According to a new CreditCards.com survey, 21 percent of Americans with debt said they expect to die still owing debt, an increase from 18 percent last year and 9 percent in 2013. Roughly half of the respondent still expect to be paying off their debts when they are in their sixties. The average U.S. household has nearly $130,000 in debt, with mortgages typically accounting for the biggest debt load. This paints a bleak picture of few people expecting financial security in their later years. To avoid struggling with debt for decades, you should make a plan to get out of debt today.
Many people believe that it will be hard to pay off their debts during their 30’s and 40’s because this is when they are forming new households and raising children. The number of factors weighing on their finances is overwhelming and there is little room for saving money and paying down debts. Fortunately, there are a number of actions that can be taken to free up more of your money for debt repayment. Here are some steps you can take to get out of debt.
Stick To A Set Plan
The key to get out of debt quickly is to set a plan and stick to it until your debts are eliminated. Some people choose to attack the loans with the higher interest rates first, which minimizes what you pay in the end. Others choose to focus on the smallest loans first, allowing you to see progress more quickly. Whichever way you choose, stick to it until you are successful at eliminating your debt.
Lower Your Credit Card Interest Rate
Credit cards typically carry the highest interest rates, increasing your debt substantially the longer you carry a balance.

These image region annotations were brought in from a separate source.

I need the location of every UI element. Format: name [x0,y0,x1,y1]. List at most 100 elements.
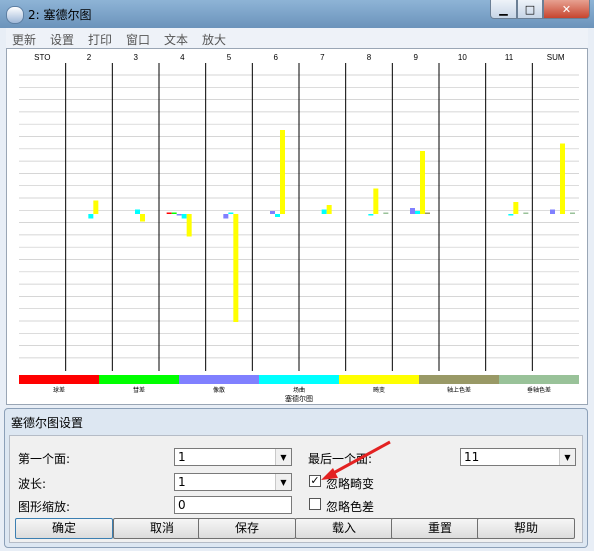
menu-zoom[interactable]: 放大 [202,31,226,48]
bar-畸变 [280,130,285,214]
legend-swatch [419,375,499,384]
load-button[interactable]: 载入 [295,518,393,539]
bar-轴上色差 [425,212,430,214]
legend-swatch [19,375,99,384]
ignore-distortion-label: 忽略畸变 [326,477,375,491]
title-bar: 2: 塞德尔图 ▁ □ ✕ [0,0,594,28]
ignore-color-label: 忽略色差 [326,500,375,514]
window-title: 2: 塞德尔图 [28,8,92,22]
first-surface-value: 1 [178,450,186,464]
bar-球差 [166,212,172,214]
bar-畸变 [420,151,425,214]
chevron-down-icon: ▼ [275,449,291,465]
dialog-title: 塞德尔图设置 [11,416,84,430]
bar-垂轴色差 [570,212,575,214]
bar-彗差 [171,212,177,214]
bar-畸变 [513,202,519,214]
bar-畸变 [560,143,565,214]
seidel-chart-panel: STO 2 3 4 5 6 7 8 9 10 11 SUM 球差 彗差 像散 场曲 畸变 轴上色差 垂轴色差塞德尔图 [6,48,588,405]
menu-text[interactable]: 文本 [164,31,188,48]
first-surface-label: 第一个面: [18,452,71,466]
bar-畸变 [140,214,145,222]
minimize-button[interactable]: ▁ [490,0,517,19]
last-surface-label: 最后一个面: [308,452,373,466]
bar-场曲 [321,209,327,214]
bar-像散 [176,214,182,216]
menu-bar: 更新 设置 打印 窗口 文本 放大 [6,28,588,48]
wavelength-label: 波长: [18,477,47,491]
legend-label: 球差 [53,386,65,394]
bar-像散 [550,209,555,214]
bar-场曲 [135,209,140,214]
maximize-button[interactable]: □ [517,0,543,19]
menu-update[interactable]: 更新 [12,31,36,48]
ok-button[interactable]: 确定 [15,518,113,539]
scale-value: 0 [178,498,186,512]
column-label: SUM [547,53,565,62]
column-label: 4 [180,53,185,62]
chevron-down-icon: ▼ [275,474,291,490]
maximize-icon: □ [524,2,536,16]
bar-畸变 [93,200,99,214]
legend-label: 场曲 [293,386,305,394]
seidel-settings-dialog: 塞德尔图设置 第一个面: 1 ▼ 最后一个面: 11 ▼ 波长: 1 ▼ ✓ 忽… [4,408,588,548]
ignore-distortion-checkbox[interactable]: ✓ [309,475,321,487]
legend-swatch [259,375,339,384]
column-label: 5 [227,53,232,62]
legend-label: 像散 [213,386,225,394]
bar-垂轴色差 [383,212,389,214]
cancel-button[interactable]: 取消 [113,518,211,539]
column-label: 6 [273,53,278,62]
seidel-chart: STO 2 3 4 5 6 7 8 9 10 11 SUM 球差 彗差 像散 场曲 畸变 轴上色差 垂轴色差塞德尔图 [19,53,579,403]
save-button[interactable]: 保存 [198,518,296,539]
column-label: 9 [413,53,418,62]
bar-场曲 [415,211,420,214]
bar-像散 [270,211,275,214]
close-button[interactable]: ✕ [543,0,590,19]
column-label: 11 [505,53,514,62]
menu-settings[interactable]: 设置 [50,31,74,48]
bar-畸变 [326,205,332,214]
minimize-icon: ▁ [499,2,508,16]
bar-畸变 [373,188,379,214]
legend-label: 轴上色差 [447,386,471,394]
legend-swatch [339,375,419,384]
first-surface-select[interactable]: 1 ▼ [174,448,292,466]
column-label: 7 [320,53,325,62]
legend-label: 垂轴色差 [527,386,551,394]
bar-像散 [223,214,229,219]
column-label: 10 [458,53,467,62]
last-surface-select[interactable]: 11 ▼ [460,448,576,466]
bar-场曲 [275,214,280,217]
column-label: 2 [87,53,92,62]
scale-label: 图形缩放: [18,500,71,514]
legend-label: 彗差 [133,386,145,394]
bar-场曲 [88,214,94,219]
menu-window[interactable]: 窗口 [126,31,150,48]
ignore-color-checkbox[interactable] [309,498,321,510]
bar-垂轴色差 [523,212,529,214]
bar-场曲 [508,214,514,216]
reset-button[interactable]: 重置 [391,518,489,539]
close-icon: ✕ [561,2,572,16]
legend-label: 畸变 [373,386,385,394]
chart-title: 塞德尔图 [285,394,313,403]
help-button[interactable]: 帮助 [477,518,575,539]
menu-print[interactable]: 打印 [88,31,112,48]
bar-场曲 [181,214,187,219]
column-label: STO [34,53,50,62]
bar-场曲 [368,214,374,216]
last-surface-value: 11 [464,450,480,464]
wavelength-value: 1 [178,475,186,489]
legend-swatch [99,375,179,384]
column-label: 8 [367,53,372,62]
chevron-down-icon: ▼ [559,449,575,465]
scale-input[interactable]: 0 [174,496,292,514]
bar-场曲 [228,212,234,214]
app-icon [6,6,24,24]
wavelength-select[interactable]: 1 ▼ [174,473,292,491]
legend-swatch [179,375,259,384]
legend-swatch [499,375,579,384]
bar-畸变 [233,214,239,322]
column-label: 3 [133,53,138,62]
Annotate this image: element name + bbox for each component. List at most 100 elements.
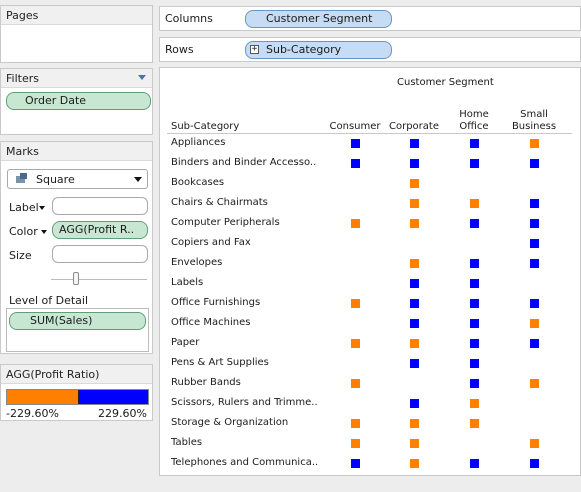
mark-square-blue[interactable] (470, 159, 479, 168)
filters-menu-icon[interactable] (138, 75, 146, 80)
mark-square-blue[interactable] (470, 259, 479, 268)
row-label[interactable]: Appliances (171, 137, 225, 148)
row-label[interactable]: Chairs & Chairmats (171, 197, 268, 208)
row-label[interactable]: Copiers and Fax (171, 237, 251, 248)
size-slider-handle[interactable] (73, 272, 79, 285)
mark-square-orange[interactable] (351, 339, 360, 348)
mark-square-blue[interactable] (530, 299, 539, 308)
mark-square-orange[interactable] (410, 179, 419, 188)
row-label[interactable]: Rubber Bands (171, 377, 241, 388)
columns-shelf: Columns Customer Segment (159, 6, 581, 31)
mark-square-blue[interactable] (530, 339, 539, 348)
label-shelf-field[interactable] (52, 197, 148, 215)
row-label[interactable]: Storage & Organization (171, 417, 288, 428)
label-dropdown-arrow-icon[interactable] (39, 206, 45, 210)
row-label[interactable]: Office Machines (171, 317, 250, 328)
color-pill-profit-ratio[interactable]: AGG(Profit R.. (52, 221, 148, 239)
mark-square-orange[interactable] (530, 319, 539, 328)
mark-square-orange[interactable] (410, 439, 419, 448)
rows-pill-text: Sub-Category (266, 43, 342, 56)
color-ramp-negative (7, 390, 78, 404)
mark-square-blue[interactable] (470, 299, 479, 308)
mark-square-blue[interactable] (470, 139, 479, 148)
mark-square-blue[interactable] (470, 459, 479, 468)
expand-plus-icon[interactable]: + (250, 45, 259, 54)
mark-square-orange[interactable] (351, 439, 360, 448)
mark-square-blue[interactable] (410, 359, 419, 368)
pages-panel: Pages (0, 5, 153, 63)
pages-title: Pages (6, 9, 39, 22)
row-label[interactable]: Bookcases (171, 177, 224, 188)
rows-shelf: Rows Sub-Category + (159, 37, 581, 62)
mark-square-blue[interactable] (351, 159, 360, 168)
filters-title: Filters (6, 72, 39, 85)
row-label[interactable]: Office Furnishings (171, 297, 260, 308)
view-grid: Customer Segment Sub-Category Consumer Corp… (160, 68, 580, 475)
mark-square-blue[interactable] (410, 159, 419, 168)
mark-square-blue[interactable] (530, 159, 539, 168)
mark-square-orange[interactable] (351, 219, 360, 228)
row-label[interactable]: Envelopes (171, 257, 222, 268)
lod-pill-sum-sales[interactable]: SUM(Sales) (9, 312, 146, 330)
mark-square-orange[interactable] (351, 299, 360, 308)
row-label[interactable]: Labels (171, 277, 203, 288)
mark-square-blue[interactable] (351, 139, 360, 148)
rows-pill-sub-category[interactable]: Sub-Category (245, 41, 392, 59)
mark-square-blue[interactable] (470, 359, 479, 368)
mark-square-blue[interactable] (351, 459, 360, 468)
mark-square-blue[interactable] (410, 399, 419, 408)
filters-panel: Filters Order Date (0, 68, 153, 135)
mark-square-blue[interactable] (530, 459, 539, 468)
color-shelf-label[interactable]: Color (9, 225, 38, 238)
mark-square-blue[interactable] (410, 299, 419, 308)
mark-square-orange[interactable] (530, 139, 539, 148)
mark-square-blue[interactable] (470, 279, 479, 288)
mark-square-orange[interactable] (410, 199, 419, 208)
mark-square-orange[interactable] (410, 459, 419, 468)
row-label[interactable]: Telephones and Communica.. (171, 457, 318, 468)
filter-pill-order-date[interactable]: Order Date (6, 92, 151, 110)
marks-panel: Marks Square Label Color AGG(Profit R.. … (0, 141, 153, 354)
row-label[interactable]: Pens & Art Supplies (171, 357, 269, 368)
marks-title: Marks (6, 145, 39, 158)
mark-square-orange[interactable] (470, 399, 479, 408)
mark-square-orange[interactable] (410, 419, 419, 428)
mark-square-blue[interactable] (410, 139, 419, 148)
mark-square-blue[interactable] (470, 339, 479, 348)
mark-square-orange[interactable] (351, 419, 360, 428)
mark-square-orange[interactable] (410, 339, 419, 348)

The average household owes approximately $10,000 in credit card debt and the average credit card percentage rate is over 14 percent. Lowering the interest rate you are paying for your credit cards can give you more breathing room. You can try calling the issuer and asking for a lower rate. If you have a good repayment history, they will be more willing to grant your request. You can also look into a 0 percent interest balance-transfer credit card that will give you some time to pay down higher interest rate debt.
Pay As Much As You Can
According to CreditCards.com, 1 in 6 households pay only the minimum monthly payment on credit cards. At this rate, it would take more than a decade to pay off the balance and the added interest. To find more money to put towards your debts, go through your budget and eliminate unnecessary spending until you can get your finances back on track. Going through a little deprivation now will be well worth it when you finally get out of debt.
If you’re feeling paralyzed by debt and can’t think of a way to fix your situation, you need a good debt counselor who can properly evaluate your situation and recommend possible solutions. Sometimes, you cannot do it on your own and there is nothing wrong with getting help. The sooner you get help, the sooner you will be able to get out from under your debt load and start planning for the future.